Ender is the main character in Ender's Game, as suggested by the title. Ender is the prodigy child who is destined to save the world. From birth, Ender has been recognized as a genius with the potential for greatness. Ender's siblings, Peter and Valentine, who are both older than him, showed the IF potential as well, but when Ender came along, they knew they had found their next commander in charge. Ender exhibited traits they had not seen in his siblings; traits that would help him fight the buggers and prospectively save humanity.


In Ender's Game, most of the action happens in two main places. On the International Fleet Training Facility and the aircraft Ender commands out of.

International Fleet Training Facility

The International Fleet Training Facility is the location that the majority of the book takes place. Ender strenuously trains here and makes a few friends here as well. This is where Ender gains the skills to face the buggers head on. Without the IF Training Facility, Ender would have been greatly disadvantaged in the war.

Ender's Command Center

Ender's Command Center is where Ender commands the troops against the buggers. Ender uses the equipment in here to communicate with the troops throughout the battle. This is where Ender leads the throughout long, gruesome fight. The technology here helps to give Ender and the human race an opportunity to come out triumphantly.

Book Reviews

"Ender's Game is an affecting novel full of surprises that seem inevitable once they are explained" -New York Times Book Review

"Card has taken the venerable SF concepts of a superman and an interstellar war against aliens, and, with superb characterization, pacing, and language, combined them into a seamless story of compelling power." -Booklist on Ender's Game

"Intense is the word for Ender's Game." - The New York Times


Michael Vey: Prisoner of Cell 25 by Richard Paul Evans and Orson Scott Card's Ender's Game are two excellent books that exhibit some key similarities and differences. In Michael Vey: Prisoner of Cell 25, the main character Michael Vey is a teenager with an amazing gift: the ability to generate controllable electricity that he can manipulate. In Ender's Game, the main character Ender Wiggin has a unique ability as well: a brain that has a knack for war tactics and leadership. Although their gifts are different, they both use their powers to save others. In Michael Vey, Michael and his friends work together to save Michael's mother and eventually save the world from the Elgen, a large evil corporation. In Ender's Game, Ender leads a fleet of trained enforcers to fight the buggers, aliens planning to attack Earth for a second time, in order to save humanity. In spite of Ender facing a much larger foe, they are both similar in the aspect of leadership and persistence. In conclusion, both novels have exceptional writing and contain two characters destined for greatness with their own special capabilities.

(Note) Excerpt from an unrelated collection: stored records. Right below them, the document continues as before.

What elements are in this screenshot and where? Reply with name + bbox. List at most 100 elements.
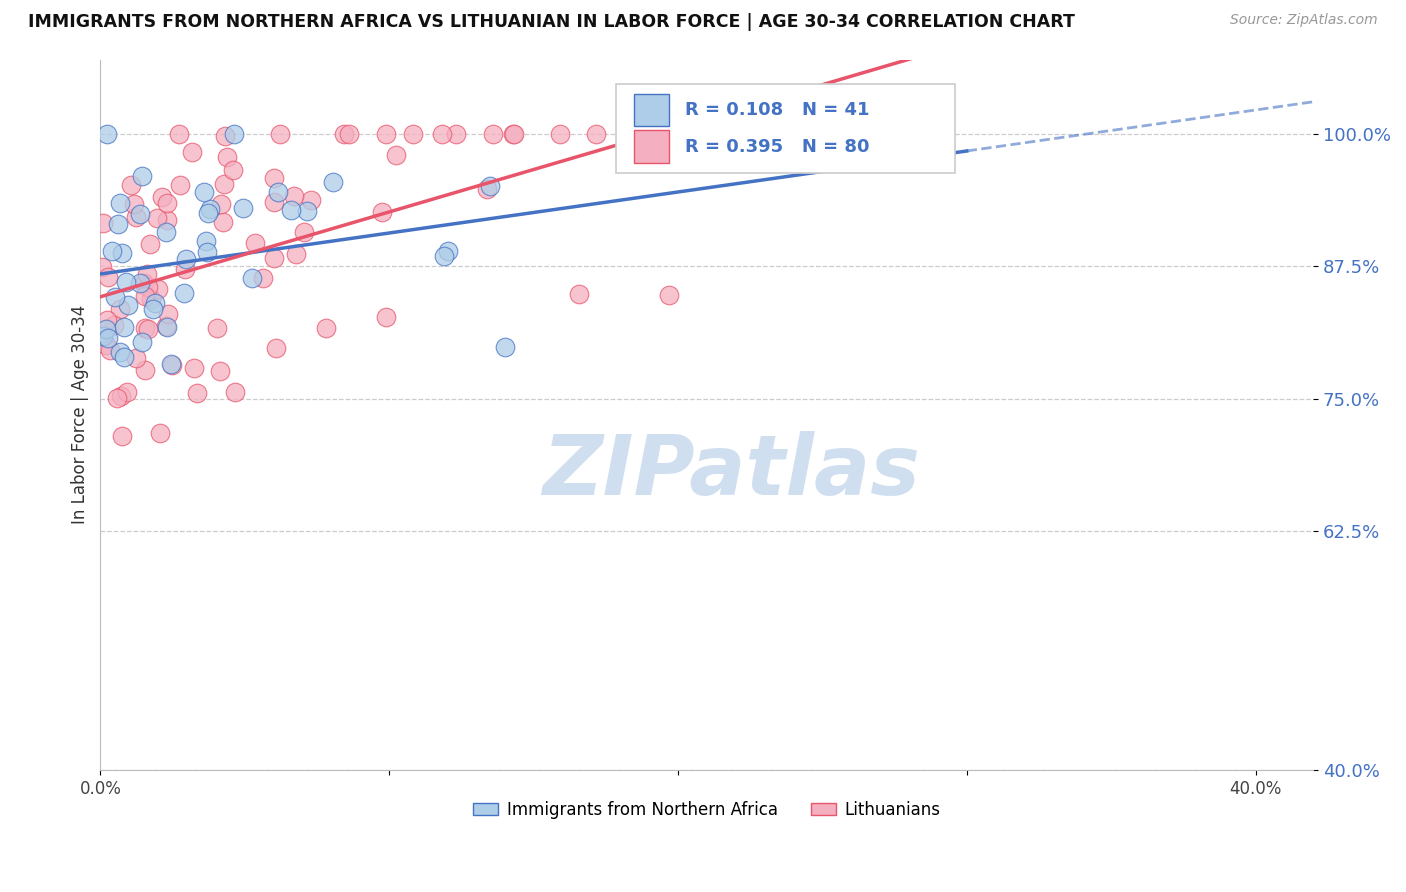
Point bbox=[103, 318, 125, 332]
Point bbox=[169, 178, 191, 192]
Point bbox=[148, 282, 170, 296]
Point bbox=[101, 244, 124, 258]
Point bbox=[263, 170, 285, 185]
Point bbox=[212, 215, 235, 229]
Text: R = 0.395   N = 80: R = 0.395 N = 80 bbox=[685, 137, 869, 155]
Point bbox=[111, 245, 134, 260]
Point bbox=[186, 386, 208, 401]
Point bbox=[111, 429, 134, 443]
Point bbox=[156, 212, 179, 227]
Point bbox=[252, 270, 274, 285]
Point bbox=[217, 150, 239, 164]
Point bbox=[384, 148, 406, 162]
Point bbox=[478, 179, 501, 194]
Point bbox=[315, 320, 337, 334]
Point bbox=[90, 260, 112, 274]
Point bbox=[280, 203, 302, 218]
Point bbox=[402, 127, 425, 141]
Point bbox=[107, 217, 129, 231]
Point bbox=[242, 270, 264, 285]
Point bbox=[96, 313, 118, 327]
Point bbox=[136, 267, 159, 281]
Point bbox=[267, 185, 290, 199]
Point bbox=[156, 319, 179, 334]
Point bbox=[112, 320, 135, 334]
Point bbox=[174, 262, 197, 277]
Point bbox=[824, 127, 846, 141]
Point bbox=[568, 287, 591, 301]
Point bbox=[292, 225, 315, 239]
Point bbox=[97, 331, 120, 345]
Point bbox=[283, 189, 305, 203]
Point bbox=[475, 182, 498, 196]
Point bbox=[156, 307, 179, 321]
Point bbox=[112, 350, 135, 364]
Text: IMMIGRANTS FROM NORTHERN AFRICA VS LITHUANIAN IN LABOR FORCE | AGE 30-34 CORRELA: IMMIGRANTS FROM NORTHERN AFRICA VS LITHU… bbox=[28, 13, 1076, 31]
Point bbox=[209, 197, 232, 211]
Point bbox=[212, 177, 235, 191]
Point bbox=[150, 190, 173, 204]
Point bbox=[322, 175, 344, 189]
Point bbox=[96, 127, 118, 141]
Point bbox=[138, 280, 160, 294]
Point bbox=[120, 178, 142, 192]
FancyBboxPatch shape bbox=[634, 94, 669, 126]
Point bbox=[122, 196, 145, 211]
Point bbox=[117, 298, 139, 312]
Point bbox=[299, 194, 322, 208]
Point bbox=[550, 127, 572, 141]
Legend: Immigrants from Northern Africa, Lithuanians: Immigrants from Northern Africa, Lithuan… bbox=[467, 794, 948, 826]
Point bbox=[94, 322, 117, 336]
Point bbox=[139, 292, 162, 306]
Point bbox=[155, 225, 177, 239]
Point bbox=[337, 127, 360, 141]
Point bbox=[104, 290, 127, 304]
FancyBboxPatch shape bbox=[634, 130, 669, 163]
Point bbox=[125, 351, 148, 365]
Point bbox=[91, 216, 114, 230]
Point bbox=[269, 127, 291, 141]
Point bbox=[156, 195, 179, 210]
Point bbox=[503, 127, 526, 141]
Point bbox=[494, 340, 516, 354]
Point bbox=[131, 169, 153, 183]
Point bbox=[444, 127, 467, 141]
Point bbox=[132, 276, 155, 290]
Point bbox=[131, 334, 153, 349]
Text: R = 0.108   N = 41: R = 0.108 N = 41 bbox=[685, 101, 869, 119]
Point bbox=[481, 127, 503, 141]
Point bbox=[371, 205, 394, 219]
Point bbox=[174, 252, 197, 266]
Point bbox=[433, 248, 456, 262]
Point bbox=[108, 302, 131, 317]
Point bbox=[222, 162, 245, 177]
Point bbox=[146, 211, 169, 225]
Point bbox=[193, 185, 215, 199]
Y-axis label: In Labor Force | Age 30-34: In Labor Force | Age 30-34 bbox=[72, 305, 89, 524]
Point bbox=[658, 288, 681, 302]
Point bbox=[264, 342, 287, 356]
Point bbox=[134, 321, 156, 335]
Point bbox=[139, 237, 162, 252]
Point bbox=[180, 145, 202, 159]
Point bbox=[437, 244, 460, 258]
Point bbox=[502, 127, 524, 141]
Point bbox=[333, 127, 356, 141]
Point bbox=[125, 210, 148, 224]
Point bbox=[129, 207, 152, 221]
Point bbox=[94, 338, 117, 352]
Point bbox=[108, 195, 131, 210]
Text: ZIPatlas: ZIPatlas bbox=[543, 431, 920, 512]
Point bbox=[108, 344, 131, 359]
Point bbox=[115, 276, 138, 290]
Point bbox=[285, 247, 308, 261]
Point bbox=[214, 128, 236, 143]
Point bbox=[167, 127, 190, 141]
Point bbox=[263, 195, 285, 210]
Point bbox=[160, 358, 183, 372]
Point bbox=[110, 389, 132, 403]
Point bbox=[142, 301, 165, 316]
FancyBboxPatch shape bbox=[616, 85, 956, 173]
Point bbox=[155, 319, 177, 334]
Text: Source: ZipAtlas.com: Source: ZipAtlas.com bbox=[1230, 13, 1378, 28]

I would recommend this thrilling novel to anyone looking for a wild read. It isn't an extremely fast paced book, but it does contain many riveting moments that leave your eyes glued to the pages. It is a relatively easy book to read if you pay attention to the details especially. This book contains a few characters with edgy, unexpected traits that you don't see coming. If you're up for the challenge, read Ender's Game by Orson Scott Card; you won't regret it.